Question

How do I make the manifest available during a Maven/Surefire unittest run "mvn test" ?

I have an open-source project that I am converting from Ant to Maven, including its unit tests. Here's the project source repository with the Maven project: http://github.com/znerd/logdoc

My question pertains to the primary module, called "base". This module has a unit test that tests the behaviour of the static method getVersion() in the class org.znerd.logdoc.Library. This method returns:

Library.class.getPackage().getImplementationVersion()

The getImplementationVersion() method returns a value of a setting in the manifest file. So far, so good. I have tested this in the past and it works well, as long as the manifest is indeed available on the classpath at the path META-INF/MANIFEST.MF (either on the file system or inside a JAR file).

Now my challenge is that the manifest file is not available when I run the unit tests:

mvn test

Surefire runs the unit tests, but my unit test fails with a mesage indicating that Library.getVersion() returned null.

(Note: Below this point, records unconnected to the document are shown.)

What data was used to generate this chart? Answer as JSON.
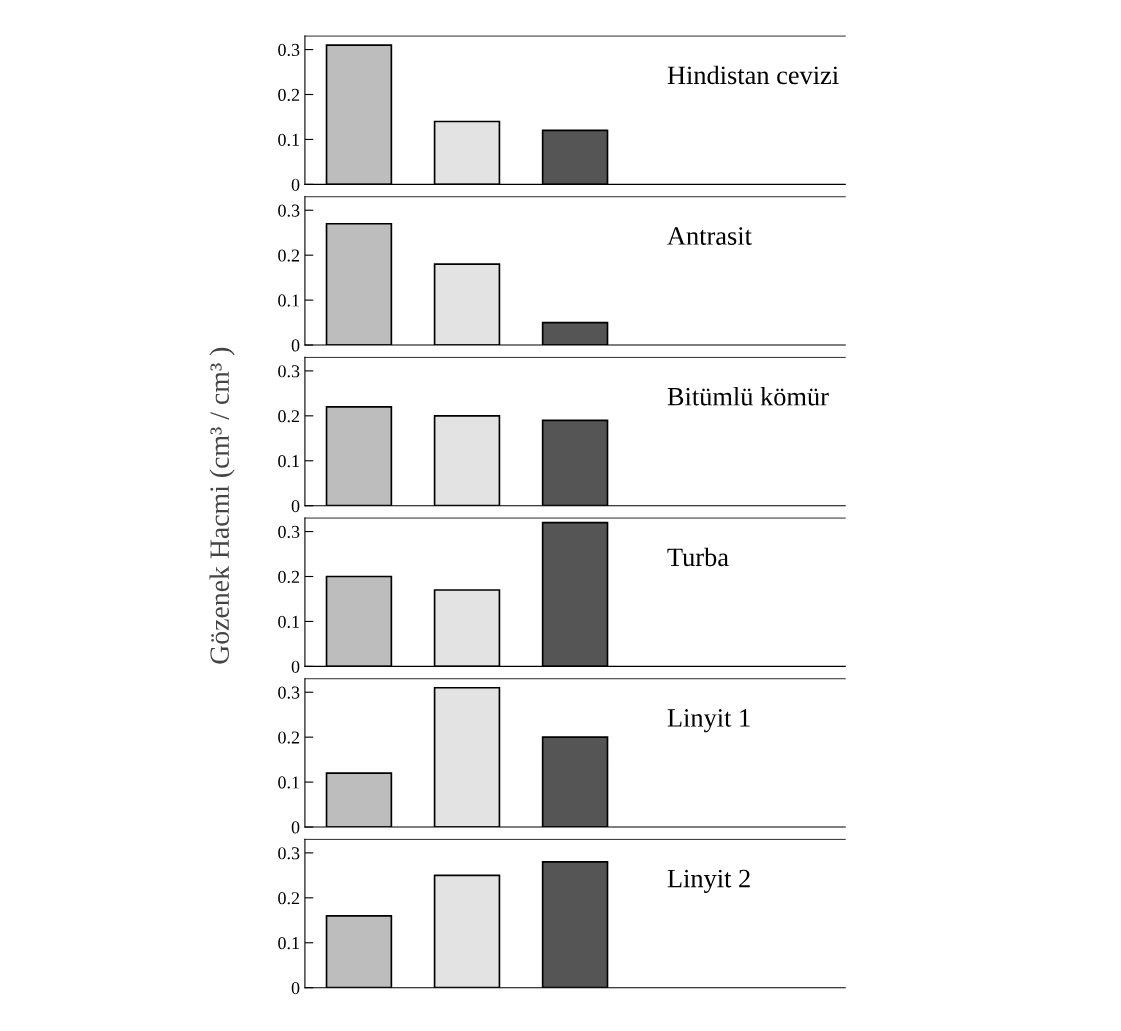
{
  "chart_data": [
    {
      "type": "bar",
      "title": "Hindistan cevizi",
      "categories": [
        null,
        null,
        null,
        null,
        null
      ],
      "values": [
        0.31,
        0.14,
        0.12,
        null,
        null
      ],
      "colors": [
        "#bdbdbd",
        "#e3e3e3",
        "#555555",
        "#bdbdbd",
        "#bdbdbd"
      ],
      "ylim": [
        0,
        0.33
      ],
      "yticks": [
        0,
        0.1,
        0.2,
        0.3
      ],
      "grid": false,
      "legend": false
    },
    {
      "type": "bar",
      "title": "Antrasit",
      "categories": [
        null,
        null,
        null,
        null,
        null
      ],
      "values": [
        0.27,
        0.18,
        0.05,
        null,
        null
      ],
      "colors": [
        "#bdbdbd",
        "#e3e3e3",
        "#555555",
        "#bdbdbd",
        "#bdbdbd"
      ],
      "ylim": [
        0,
        0.33
      ],
      "yticks": [
        0,
        0.1,
        0.2,
        0.3
      ],
      "grid": false,
      "legend": false
    },
    {
      "type": "bar",
      "title": "Bitümlü kömür",
      "ylabel": "Gözenek Hacmi (cm³ / cm³ )",
      "categories": [
        null,
        null,
        null,
        null,
        null
      ],
      "values": [
        0.22,
        0.2,
        0.19,
        null,
        null
      ],
      "colors": [
        "#bdbdbd",
        "#e3e3e3",
        "#555555",
        "#bdbdbd",
        "#bdbdbd"
      ],
      "ylim": [
        0,
        0.33
      ],
      "yticks": [
        0,
        0.1,
        0.2,
        0.3
      ],
      "grid": false,
      "legend": false
    },
    {
      "type": "bar",
      "title": "Turba",
      "categories": [
        null,
        null,
        null,
        null,
        null
      ],
      "values": [
        0.2,
        0.17,
        0.32,
        null,
        null
      ],
      "colors": [
        "#bdbdbd",
        "#e3e3e3",
        "#555555",
        "#bdbdbd",
        "#bdbdbd"
      ],
      "ylim": [
        0,
        0.33
      ],
      "yticks": [
        0,
        0.1,
        0.2,
        0.3
      ],
      "grid": false,
      "legend": false
    },
    {
      "type": "bar",
      "title": "Linyit 1",
      "categories": [
        null,
        null,
        null,
        null,
        null
      ],
      "values": [
        0.12,
        0.31,
        0.2,
        null,
        null
      ],
      "colors": [
        "#bdbdbd",
        "#e3e3e3",
        "#555555",
        "#bdbdbd",
        "#bdbdbd"
      ],
      "ylim": [
        0,
        0.33
      ],
      "yticks": [
        0,
        0.1,
        0.2,
        0.3
      ],
      "grid": false,
      "legend": false
    },
    {
      "type": "bar",
      "title": "Linyit 2",
      "categories": [
        null,
        null,
        null,
        null,
        null
      ],
      "values": [
        0.16,
        0.25,
        0.28,
        null,
        null
      ],
      "colors": [
        "#bdbdbd",
        "#e3e3e3",
        "#555555",
        "#bdbdbd",
        "#bdbdbd"
      ],
      "ylim": [
        0,
        0.33
      ],
      "yticks": [
        0,
        0.1,
        0.2,
        0.3
      ],
      "grid": false,
      "legend": false
    }
  ]
}
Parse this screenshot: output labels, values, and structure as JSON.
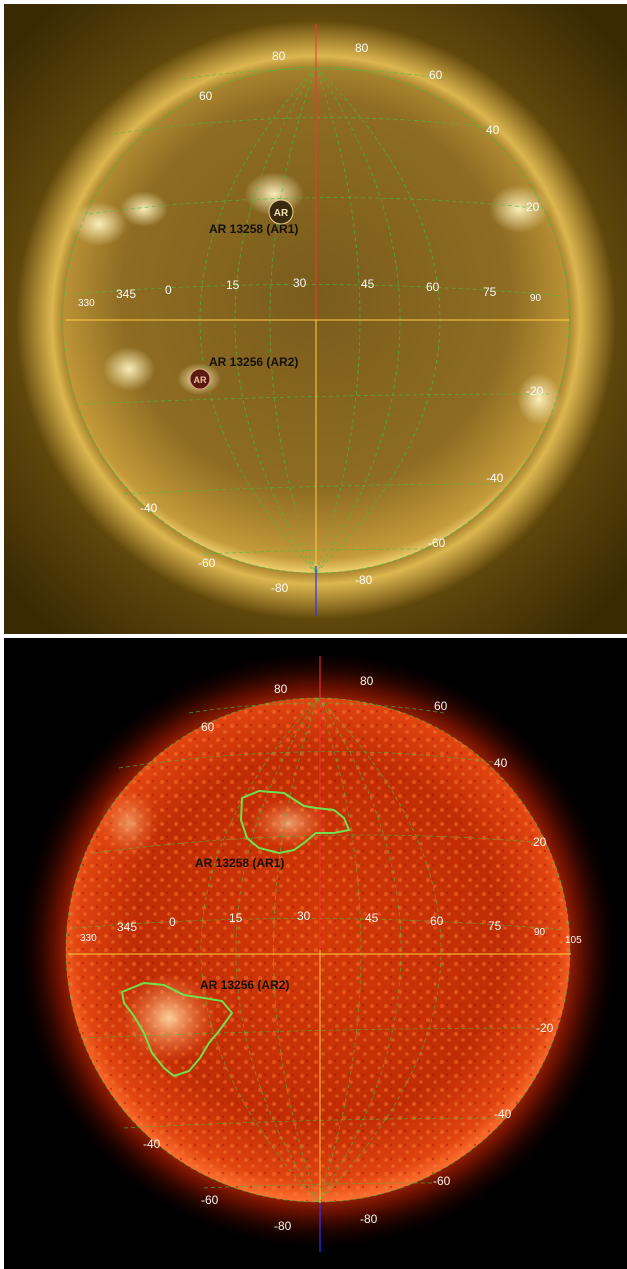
{
  "panels": [
    {
      "id": "top",
      "description_name": "aia-171-view",
      "colors": {
        "background": "#3a2a00",
        "disk_center": "#8a6a1a",
        "disk_edge": "#c8a040",
        "corona": "#e0b040",
        "axis_v_top": "#ff2020",
        "axis_v_bottom": "#3030ff",
        "axis_h": "#ffd040",
        "grid": "#40c040"
      }
    },
    {
      "id": "bottom",
      "description_name": "aia-304-view",
      "colors": {
        "background": "#000000",
        "disk_center": "#c02000",
        "disk_edge": "#ff5020",
        "corona": "#b02000",
        "axis_v_top": "#ff2020",
        "axis_v_bottom": "#3030ff",
        "axis_h": "#ffd040",
        "grid": "#40c040",
        "contour": "#70e050"
      }
    }
  ],
  "labels": {
    "lat_80_a": "80",
    "lat_80_b": "80",
    "lat_60_a": "60",
    "lat_60_b": "60",
    "lat_40_b": "40",
    "lat_20_b": "20",
    "lat_m20": "-20",
    "lat_m40_a": "-40",
    "lat_m40_b": "-40",
    "lat_m60_a": "-60",
    "lat_m60_b": "-60",
    "lat_m80_a": "-80",
    "lat_m80_b": "-80",
    "lon_330": "330",
    "lon_345": "345",
    "lon_0": "0",
    "lon_15": "15",
    "lon_30": "30",
    "lon_45": "45",
    "lon_60": "60",
    "lon_75": "75",
    "lon_90": "90",
    "lon_105": "105",
    "ar1": "AR 13258 (AR1)",
    "ar2": "AR 13256 (AR2)",
    "ar_marker_text": "AR"
  }
}
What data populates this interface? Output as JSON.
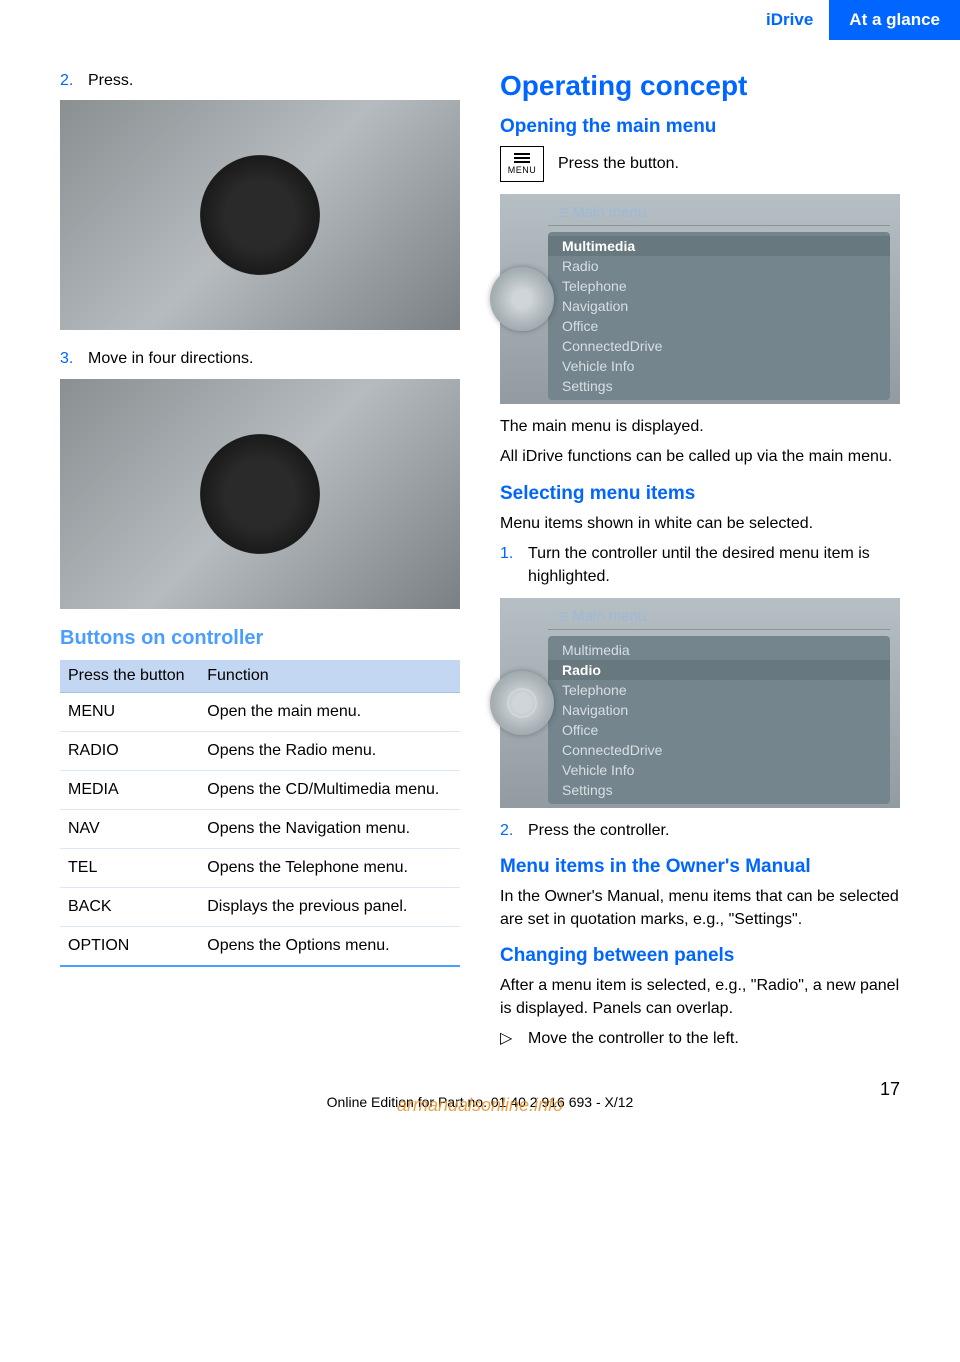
{
  "header": {
    "section": "iDrive",
    "chapter": "At a glance"
  },
  "left": {
    "step2": {
      "num": "2.",
      "text": "Press."
    },
    "step3": {
      "num": "3.",
      "text": "Move in four directions."
    },
    "buttons_heading": "Buttons on controller",
    "table": {
      "headers": [
        "Press the button",
        "Function"
      ],
      "rows": [
        [
          "MENU",
          "Open the main menu."
        ],
        [
          "RADIO",
          "Opens the Radio menu."
        ],
        [
          "MEDIA",
          "Opens the CD/Multimedia menu."
        ],
        [
          "NAV",
          "Opens the Navigation menu."
        ],
        [
          "TEL",
          "Opens the Telephone menu."
        ],
        [
          "BACK",
          "Displays the previous panel."
        ],
        [
          "OPTION",
          "Opens the Options menu."
        ]
      ],
      "header_bg": "#c4d7f2",
      "row_border": "#dde7f4",
      "bottom_border": "#4a9eff"
    }
  },
  "right": {
    "h1": "Operating concept",
    "opening": {
      "heading": "Opening the main menu",
      "instruction": "Press the button.",
      "icon_text": "MENU",
      "menu": {
        "title": "Main menu",
        "items": [
          "Multimedia",
          "Radio",
          "Telephone",
          "Navigation",
          "Office",
          "ConnectedDrive",
          "Vehicle Info",
          "Settings"
        ],
        "highlighted_index": 0
      },
      "para1": "The main menu is displayed.",
      "para2": "All iDrive functions can be called up via the main menu."
    },
    "selecting": {
      "heading": "Selecting menu items",
      "intro": "Menu items shown in white can be selected.",
      "step1": {
        "num": "1.",
        "text": "Turn the controller until the desired menu item is highlighted."
      },
      "menu": {
        "title": "Main menu",
        "items": [
          "Multimedia",
          "Radio",
          "Telephone",
          "Navigation",
          "Office",
          "ConnectedDrive",
          "Vehicle Info",
          "Settings"
        ],
        "highlighted_index": 1
      },
      "step2": {
        "num": "2.",
        "text": "Press the controller."
      }
    },
    "menuitems_manual": {
      "heading": "Menu items in the Owner's Manual",
      "text": "In the Owner's Manual, menu items that can be selected are set in quotation marks, e.g., \"Settings\"."
    },
    "changing": {
      "heading": "Changing between panels",
      "text": "After a menu item is selected, e.g., \"Radio\", a new panel is displayed. Panels can overlap.",
      "bullet": {
        "mark": "▷",
        "text": "Move the controller to the left."
      }
    }
  },
  "footer": {
    "text": "Online Edition for Part no. 01 40 2 916 693 - X/12",
    "watermark": "armanualsonline.info",
    "page": "17"
  },
  "colors": {
    "brand_blue": "#0066ff",
    "light_blue": "#4a9eff"
  }
}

When I want to check the JAR, I find that it has not even been generated. Maven/Surefire runs the unit tests against the classes, before the resources are added to the classpath.

Further investigation shows Surefire generates its own JAR file in a temporary directory, e.g.

/private/var/folders/TR/TREvj1wIHYyAcUy-xmc3UU+++TI/-Tmp-/surefirebooter7448562488934426857.jar

And then uses this JAR to load the Library class. This JAR does not contain the resources I stuck under src/main/resources. So putting a META-INF/MANIFEST.MF file also does not work.

So how do I tell Surefire to have my META-INF/MANIFEST.MF file available from the same class loader as the Library class.

Note that I use Maven 2.2.0, Java 1.6.0_17 on Mac OS X 10.6.2, with JUnit 4.8.1.

Was it helpful?

Solution

Well, as you pointed you, the problem is that the MANIFEST.MF is generated during package and directly included in the final jar and all this occurs after test. So I guess you'll have to either:

  • provide your own MANIFEST.MF (that would be available in target/classes before being merged during package). I don't know if this is an option (and if it will work).
  • put and run your test from another module depending on the JAR.